If you want to get a teaching job, get yourself a life, the sort of life you can put on a CV. Candidates who concentrate on their subject to the exclusion of other interests are at a disadvantage compared to broader-based colleagues.
If your subject is history, no one is going to be impressed that you watch historical dramatisations on television. It would be more in your favour to reveal that you make weapons for Sealed Knot battles or, better still, go along to them as a member of St John Ambulance.
"It's a good idea to demonstrate a life outside school," says Chris Purser of the National Association of Head Teachers. "As well as bringing extra skills to the school, it shows you have a broader experience of life if you can include community activities. It might be meals-on-wheels, choral singing, amateur dramatics or sitting on the parochial church council.
'Then there are skills which might be handy in school, perhaps artistic or photographic talent, even gardening expertise. You might have a qualification, perhaps first aid or having been trained as a counsellor."
There was a time when extra skills meant being able to play the piano or run the netball club after school. They are still useful but other things may count more.
Computer skills are now covered by the basic competencies trainees have to demonstrate in order to get newly qualified teacher status, but older teachers should include any information technology experience in their CV.
Mark Trott, head of the 830-pupil Ocklyge Junior school in Eastbourne, says: "Any sort of sporting qualification or experience is useful, so is any musical ability, whether it's singing or playing. And we don't get enough people with skills in drama. This year we took on two NQTs with useful extra experience, one with drama and artistic ability and one who had been a Sunday school teacher and worked with a choir. Those qualities would be universally sought-after in schools.
"On a personal level," he adds, "I'm looking for teachers with a broad view of life and bit of get up and go. In the past teachers often had a narrow experience: school, university and back to school. I take notice if someone has done VSO, charity or youth work. It may have taken them out of the profession for a year or two, but it will have enriched them. Experience in the community is a plus."
Inner city schools may be looking for other qualities. At Canning Street Primary school in Benwell, an area of Newcastle upon Tyne, 35 per cent of its 385 pupils come from ethnic minorities. Headteacher Dame Mavis Grant says: "I need people who can demonstrate understanding and experience of family breakdown, sexual abuse, child mobility. We have some six-year-olds who have already been to five or six schools.

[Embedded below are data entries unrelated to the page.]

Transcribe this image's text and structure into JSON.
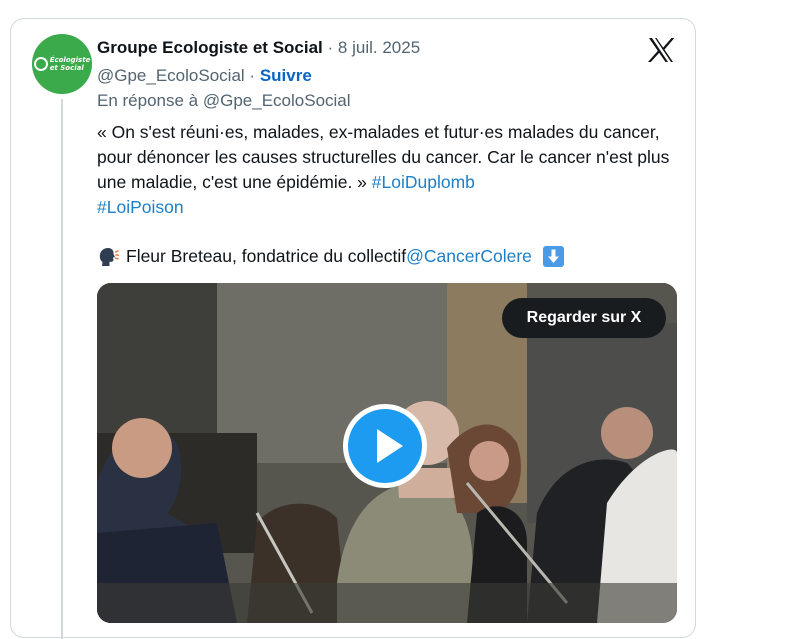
{
  "tweet": {
    "author_name": "Groupe Ecologiste et Social",
    "separator": "·",
    "date": "8 juil. 2025",
    "handle": "@Gpe_EcoloSocial",
    "follow_label": "Suivre",
    "reply_prefix": "En réponse à ",
    "reply_handle": "@Gpe_EcoloSocial",
    "avatar_text_line1": "Écologiste",
    "avatar_text_line2": "et Social",
    "body_text": "« On s'est réuni·es, malades, ex-malades et futur·es malades du cancer, pour dénoncer les causes structurelles du cancer. Car le cancer n'est plus une maladie, c'est une épidémie. » ",
    "hashtags": [
      "#LoiDuplomb",
      "#LoiPoison"
    ],
    "signature_text": "Fleur Breteau, fondatrice du collectif ",
    "signature_mention": "@CancerColere",
    "media": {
      "watch_label": "Regarder sur X"
    }
  },
  "icons": {
    "x_logo": "x-logo-icon",
    "speaking": "speaking-head-icon",
    "down_arrow": "down-arrow-icon",
    "play": "play-icon"
  },
  "colors": {
    "link": "#1d7fc7",
    "follow": "#0a66c2",
    "play": "#1d9bf0",
    "avatar_bg": "#3aaa4b",
    "muted": "#536471"
  }
}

"People may have trained with Relate, the Samaritans or something similar. It may even come down to reading they have done.
"Teachers need to be aware of relationships and able to form them. You need to demonstrate awareness and flexibility. How are you going to handle the arrival of refugee children without that? Experience of ethnic minorities is useful. Community experience suggests commitment and some of these children desperately need that."